Quando la strada era ancora sulla carta l’allora delegato alla viabilità provinciale Pasquale Gandolfi (oggi salito al grado di Presidente) era certo che la situazione sarebbe migliorata, snocciolando, a sostegno della propria tesi, numeri adamantini sui flussi di traffico. Ebbene, qualche ora dopo il discorso inaugurale, dove annunciava la “… grande soddisfazione di vedere finalmente realizzata, dopo un percorso particolarmente difficile, questa importante strada che migliorerà il traffico in termini di scorrevolezza e sicurezza, e con esso la qualità della vita sia degli automobilisti che degli abitanti della zona… ”, s’era riformata la stessa coda del giorno prima.
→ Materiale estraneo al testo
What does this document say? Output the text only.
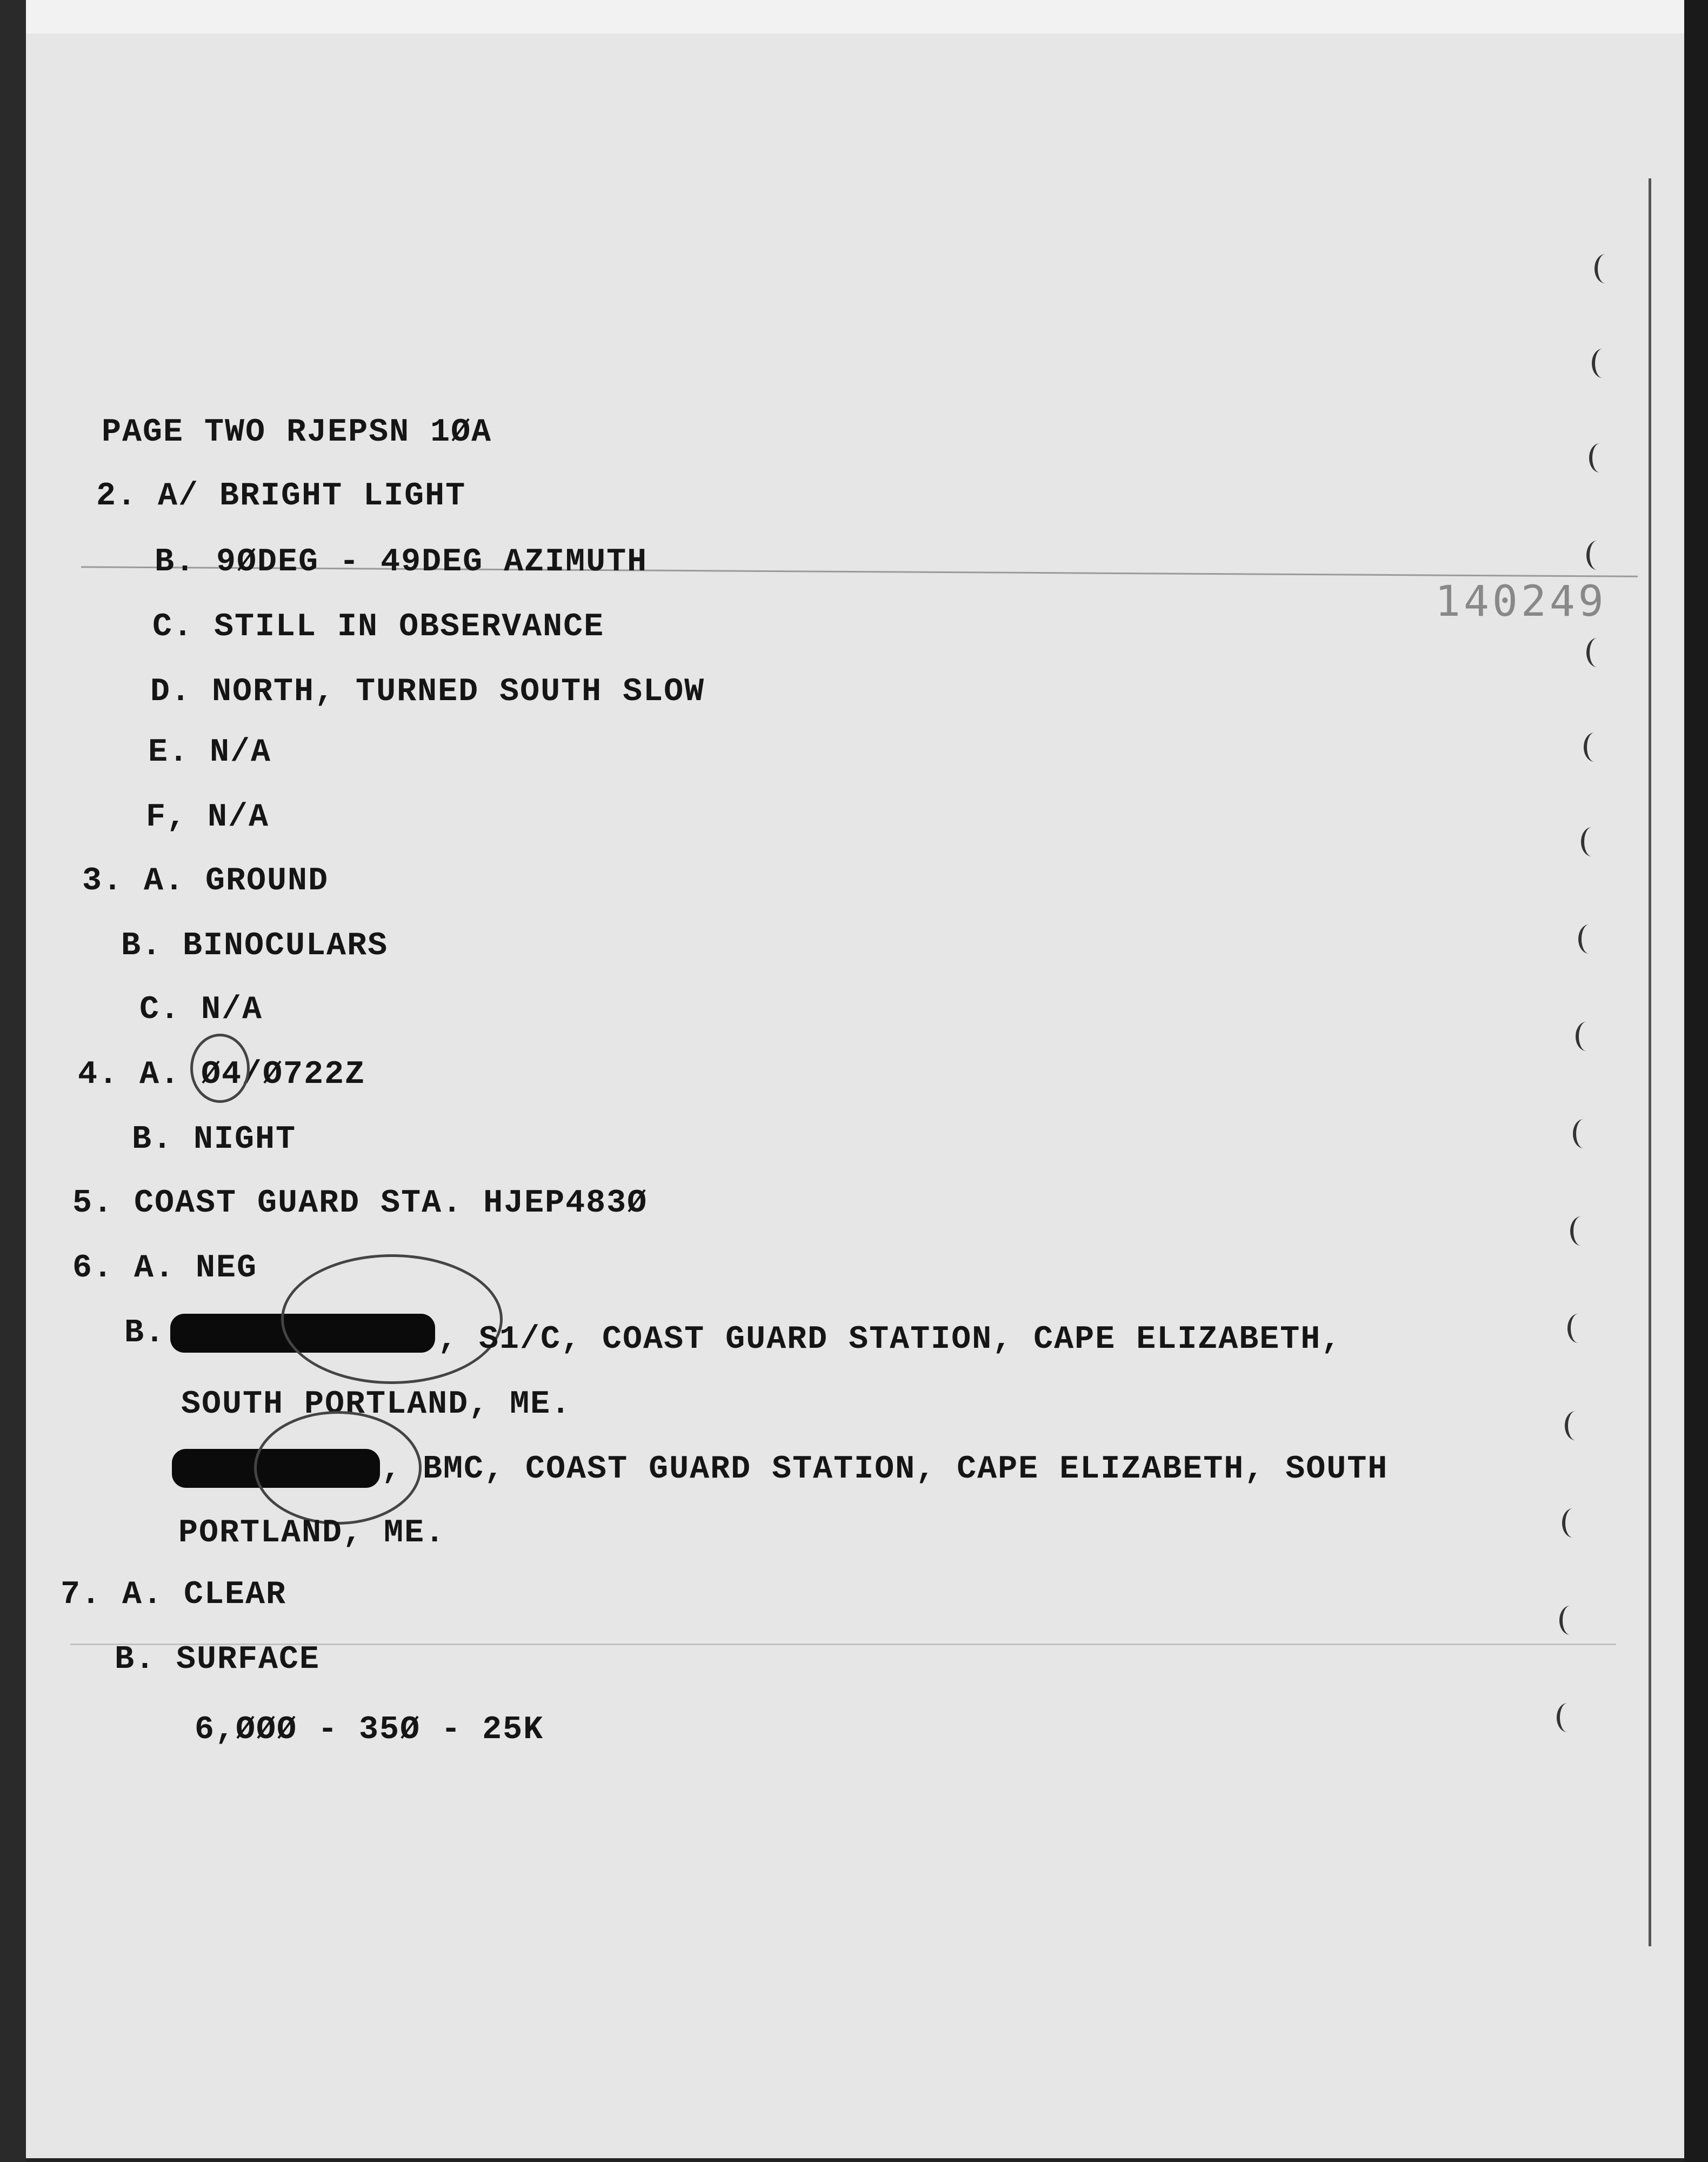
140249
PAGE TWO RJEPSN 1ØA
2. A/ BRIGHT LIGHT
B. 9ØDEG - 49DEG AZIMUTH
C. STILL IN OBSERVANCE
D. NORTH, TURNED SOUTH SLOW
E. N/A
F, N/A
3. A. GROUND
B. BINOCULARS
C. N/A
4. A. Ø4/Ø722Z
B. NIGHT
5. COAST GUARD STA. HJEP483Ø
6. A. NEG
B.	, S1/C, COAST GUARD STATION, CAPE ELIZABETH,
SOUTH PORTLAND, ME.
, BMC, COAST GUARD STATION, CAPE ELIZABETH, SOUTH
PORTLAND, ME.
7. A. CLEAR
B. SURFACE
6,ØØØ - 35Ø - 25K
Certo, per dare completezza ai desiderata di Gandolfi mancherebbe la realizzazione del terzo tratto fino a Villa d’Almè, ma con la lena finora sperimentata e i costi necessari (420 milioni) le sofferenze dei pendolari locali saranno ancora lunghe da patire. Nel tratto trincerato c’è il limite dei 40 chilometri orari; il cartello appare un po’ come una beffa poiché andare a più di 30 all’ora sarebbe già una beatitudine. Certamente, qualche beneficio l’hanno i residenti di Valbrembo e Paladina che, per ora, possono ancora contare sulla strada provvisoria che appare più scorrevole della nuova variante. Ma per chi abita da Almè in poi non è cambiato nulla. Resta un aspetto ancora da testare: la pioggia. Più volte sollevato dagli ex sindaci di Valbrembo Elvio Bonalumi e Gianleo Bertrand Beltramelli, la zona sulla quale scorre la variante è particolamente delicata per quanto riguarda la capacità di assorbimento idrico. Se le perturbazioni saranno consistenti ci sarà il rischio di un effetto piscina che potrebbe impedire il normale passaggio dei mezzi. Per qualcuno non si tratta di una preoccupazione dettata dal buon senso bensì di un pronostico certo. Staremo a vedere. Per ora si continua a viaggiare lentamente.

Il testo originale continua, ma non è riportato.